Box Pews

Box Pews June 6, 2013

The Old North Church

Cathy and I visited three churches on our recent trip to Boston. Though none of them were thousand year old cathedrals, they were all fascinating places and quite old, at least by American standards.

The Old North Church (properly known as Christ Church) is best known as the signaling point that began the famous midnight ride of Paul Revere (and also of William Dawes and Samuel Prescott). It was built in 1723 as an Anglican church and became an Episcopal church after the Revolution. Though it serves primarily as a historical site, it remains an active church with a regular congregation and services.

 

King’s Chapel

King’s Chapel was founded in 1686 as an Anglican church and the current building was opened in 1754. It became Unitarian in 1785. Today it is a Christian church using a modified Anglican liturgy, but it is a member of the Unitarian Universalist Association.

First Parish Cambridge was founded in 1632 as a congregationalist church and the current building was opened in 1833. It became Unitarian in 1829 and is an active UU congregation. Cathy and I attended the Sunday service at First Parish and the order of service was quite familiar.

First Parish Cambridge

All three of these churches have box pews (although First Parish has them only on the sides and has standard pews in the center sections), something I had never encountered before. Apparently, churches had no regular seating until the Protestant reformation, when the advent of the sermon as the central point of the service made it necessary. Box pews allowed allowed families to sit together in a regular spot and provided shelter from cold drafts. Box pews were typically purchased or rented by families and the cost could be substantial, particularly for boxes in prime locations. According to the docent, in the colonial period the Old North Church was a “closed” church – if you didn’t own a box, you couldn’t attend.

box pews in King’s Chapel

Although some on the religious right like to claim the United States was founded as a Christian nation, church attendance and membership was quite low in the Revolutionary period. Box pews and pew rentals no doubt played a part in that trend.

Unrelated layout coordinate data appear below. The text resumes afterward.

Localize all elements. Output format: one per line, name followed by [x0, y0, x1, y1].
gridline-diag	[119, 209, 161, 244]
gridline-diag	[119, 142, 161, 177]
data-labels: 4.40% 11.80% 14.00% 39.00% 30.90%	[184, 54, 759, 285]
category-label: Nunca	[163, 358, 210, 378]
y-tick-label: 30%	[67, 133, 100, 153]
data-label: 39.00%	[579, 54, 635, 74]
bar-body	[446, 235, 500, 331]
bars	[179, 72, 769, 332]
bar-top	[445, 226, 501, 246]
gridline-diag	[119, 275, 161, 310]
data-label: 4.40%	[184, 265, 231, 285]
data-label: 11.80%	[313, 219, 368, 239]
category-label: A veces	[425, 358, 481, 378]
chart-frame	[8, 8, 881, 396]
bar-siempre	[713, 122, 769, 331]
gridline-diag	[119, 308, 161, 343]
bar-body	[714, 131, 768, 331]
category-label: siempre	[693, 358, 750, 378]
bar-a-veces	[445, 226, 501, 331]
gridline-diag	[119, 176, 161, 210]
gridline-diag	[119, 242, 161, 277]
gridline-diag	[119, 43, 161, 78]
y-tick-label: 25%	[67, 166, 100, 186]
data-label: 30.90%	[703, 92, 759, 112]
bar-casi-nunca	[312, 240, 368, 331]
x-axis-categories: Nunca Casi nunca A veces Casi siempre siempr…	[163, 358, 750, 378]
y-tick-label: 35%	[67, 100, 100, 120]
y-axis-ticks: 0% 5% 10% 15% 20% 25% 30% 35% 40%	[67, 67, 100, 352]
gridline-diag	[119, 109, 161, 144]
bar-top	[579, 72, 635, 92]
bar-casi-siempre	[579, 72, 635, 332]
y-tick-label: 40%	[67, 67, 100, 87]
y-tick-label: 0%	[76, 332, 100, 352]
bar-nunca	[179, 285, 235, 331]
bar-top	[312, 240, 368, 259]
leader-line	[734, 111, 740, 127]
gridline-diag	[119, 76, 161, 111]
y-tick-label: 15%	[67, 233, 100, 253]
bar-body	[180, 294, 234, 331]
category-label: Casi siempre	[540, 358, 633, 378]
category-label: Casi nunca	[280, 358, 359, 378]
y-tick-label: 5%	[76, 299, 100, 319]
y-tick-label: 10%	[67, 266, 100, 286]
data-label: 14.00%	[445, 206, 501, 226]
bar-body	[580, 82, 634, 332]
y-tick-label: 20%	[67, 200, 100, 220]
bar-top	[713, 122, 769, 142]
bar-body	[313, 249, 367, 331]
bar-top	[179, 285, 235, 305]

Architecture has a huge effect on worship experience, and an architecture or a geometry that is well-suited to one situation may be a poor choice for another. The traditional Wiccan circle works very well for small intimate functions, but if you have more than about 30 people it becomes sub-optimal, and if you have a large public gathering (like a Pagan Pride Day) it approaches being unworkable.

Box pews served a purpose, but that purpose turned out to be at odds with the general mission of the church. They began to be removed in the mid 19th century and today they remain only as historical artifacts.

Are there box pews in your spiritual life? Are there walls that separate you from others in your religion? Are there traditions – perhaps pretty, comfortable traditions – that close you off from people who are different in one way or another? Are there gates that keep out those who would come in, if only they could?

box pew in King’s Chapel

The liberal religions (which include virtually all forms of Paganism) are not proselytizing religions – we have no desire to convert the whole world to our ways. But there are plenty of folks who need what we have. They feel the call of the old gods and goddesses. They feel the call of Nature and the spirits of Nature. They feel the call of magic, of the alchemy that refines not base metals but human souls.

Do we welcome them? Do we have a place for them? Do we help them find their way to Druidry or Heathenry or Humanistic Paganism or whatever flavor they’re best suited for?

Or do we close ourselves off in our box pews and let them fend for themselves?

Box pews – whether physical or metaphorical – are best left as artifacts of the early Protestant era. Let’s not import them into Paganism.